Why Must the Expectation Value of H Be at Least the Lowest Energy Eigenvalue?

[ehrenfest]

Shankar 163

Homework Statement

Show that for any normalized |psi>, <psi|H|psi> is greater than or equal to E_0, where E_0 is the lowest energy eigenvalue. (Hint: Expand |psi> in the eigenbasis of H.)

Homework Equations

The Attempt at a Solution

I think the question assumes the V = 0, so H = P^2/2m. The eigenvalues for the equation P^2/2m|p> = E|p> are then p = +/- (2mE)^(1/2) and the eigenkets are of the form | p = + (2mE)^(1/2)> and | p = (2mE)^(1/2)> (or in energy terms the eigenvalues are of the form |E,->, |E,+> and the eigenkets are the same as the momentum ones. I'm not really sure how you can expand anything with these though...

 

[lalbatros]

No, this statement is valid for any Hamiltonian.
To spare your pencil, assume the system has only two basis states and develop <psi|H|psi>, you will see how obvious this result is.
(take the basis states as H-eigenvectors for simplicity, then imagine th consequence if you don't know these eigenvectors but would like to find the fundamental state, very useful statement indeed!)

 

[chanvincent]

This is how we expand $$\Psi$$ in terms of the eigenbasis of H :

Use the fact that the eigenvalues of H which is $$\{\Psi_0,\Psi_1,\Psi_2 ...\}}$$ forms the basis of a Hilbert space. Notice Hibert space is completed.
That means any vector $$\Psi$$ could be written as a linearly combinition of $$\Psi_0,\Psi_1,\Psi_2 ...$$
i.e. $$\Psi = c_0\Psi_0+c_1\Psi_1+c_2\Psi_2+...$$.

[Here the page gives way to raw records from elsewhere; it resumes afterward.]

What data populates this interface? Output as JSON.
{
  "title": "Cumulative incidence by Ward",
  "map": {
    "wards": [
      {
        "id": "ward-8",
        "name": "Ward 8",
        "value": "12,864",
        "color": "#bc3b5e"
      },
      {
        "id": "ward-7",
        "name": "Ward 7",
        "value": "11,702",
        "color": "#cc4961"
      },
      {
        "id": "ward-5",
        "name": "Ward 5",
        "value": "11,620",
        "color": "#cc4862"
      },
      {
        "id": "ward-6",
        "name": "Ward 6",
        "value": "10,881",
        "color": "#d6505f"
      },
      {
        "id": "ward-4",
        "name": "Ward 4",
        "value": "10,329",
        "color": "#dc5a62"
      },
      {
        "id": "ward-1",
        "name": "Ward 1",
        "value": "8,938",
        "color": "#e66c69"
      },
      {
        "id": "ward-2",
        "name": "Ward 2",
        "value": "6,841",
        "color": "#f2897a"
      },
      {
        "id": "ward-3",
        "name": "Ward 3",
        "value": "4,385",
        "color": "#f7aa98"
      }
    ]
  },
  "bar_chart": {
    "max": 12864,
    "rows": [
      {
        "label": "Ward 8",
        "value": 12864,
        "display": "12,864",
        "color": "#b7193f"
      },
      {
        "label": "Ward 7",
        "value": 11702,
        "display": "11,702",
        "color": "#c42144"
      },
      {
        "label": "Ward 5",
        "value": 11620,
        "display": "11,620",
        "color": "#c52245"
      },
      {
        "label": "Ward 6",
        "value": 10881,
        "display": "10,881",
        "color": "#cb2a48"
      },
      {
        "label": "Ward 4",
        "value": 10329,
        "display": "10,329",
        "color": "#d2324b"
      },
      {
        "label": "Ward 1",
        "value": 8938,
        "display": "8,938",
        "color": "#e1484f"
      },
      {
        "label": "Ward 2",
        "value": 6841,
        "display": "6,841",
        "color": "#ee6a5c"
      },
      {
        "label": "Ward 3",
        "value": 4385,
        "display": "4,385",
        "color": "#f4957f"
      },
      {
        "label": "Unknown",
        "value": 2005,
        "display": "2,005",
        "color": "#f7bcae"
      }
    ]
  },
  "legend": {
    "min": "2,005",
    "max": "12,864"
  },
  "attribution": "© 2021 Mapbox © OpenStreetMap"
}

The problem should be trivial from this point ( use the orthogonality of the eigenvector, although the eigenvectors in degenerate state are not orthogonal, they do not affect the result. )

 

[lalbatros]

Of course the end result is

<H> = p1 H1 + p2 H2 + ...

where pi is the probability of being in state i,
and 0<pi<1
and p1 + p2 + ... = 1

 

[ehrenfest]

OK. So we use the time-independent version of the Schrodinger equation H * psi = E * psi.

So $$|\psi> = p0 * |H0> +p1 * |H1 > + ...= a0 * |E0> + a1 * | E1> + ...$$

p (and my choice of a) are arbitrary letters, right? You did not use p for momentum did you lalbatros?

Now, $$<\psi| H | /psi> = (E0*a0 + E1*a1 + ...)</psi|/psi> = E0*a0 + E1*a1 + ...$$

So the minimum of that expression would occur when a0 = 1 and ai = 0 for all i > 1.

Does that explanation work?

 

[Dick]

Your notation is confusing. I'll confuse the waters a little more by posting ugly, non-TeX. Which I prefer to garbled TeX. |psi>=sum(ci*|Ei>). ci are the amplitudes, |Ei> is the eigenstate corresponding to eigenvalue Ei. So <psi|H|psi>=sum(ci*conjugate(ci)*<Ei|H|Ei>)=sum(ci*conjugate(ci)*Ei*<Ei|Ei>).
Since we'll take |Ei> normalized <Ei|Ei>=1.
So <psi|H|psi>=sum(pi*Ei) where pi=ci*conjugate(ci). Since we'll also take |psi> normalized, sum(pi)=1.

So if sum(pi)=1, pi>=0, do you believe sum(pi*Ei)>=E0 where E0 is the smallest of the Ei's? Can you prove it?

 

[ehrenfest]

I believe it.

sum(pi*Ei) >= sum(pi*E0) = sum(pi)*E0 = E0

 

[ehrenfest]

How do you go from |psi>=sum(ci*|Ei>) to <psi|H|psi> = sum(ci*conjugate(ci)*<Ei|H|Ei>)?

Shouldn't it be something like <psi|H|psi> = sum(conjugate(ci)*<Ei|) H sum(ci*|Ei>) just by replacing |psi> with sum(ci*|Ei>) and < psi| with sum(conjugate(ci)*<Ei|)?

 

[Dick]

We've taken the |Ei> to be orthonormal, so <Ei|Ej>=delta(i,j) And H(ci*|Ei>)=ci*Ei*|Ei>. And your proof is perfect.

 

[ehrenfest]

I see. Thanks.

 

[Dick]

You really do? You're not kidding, right?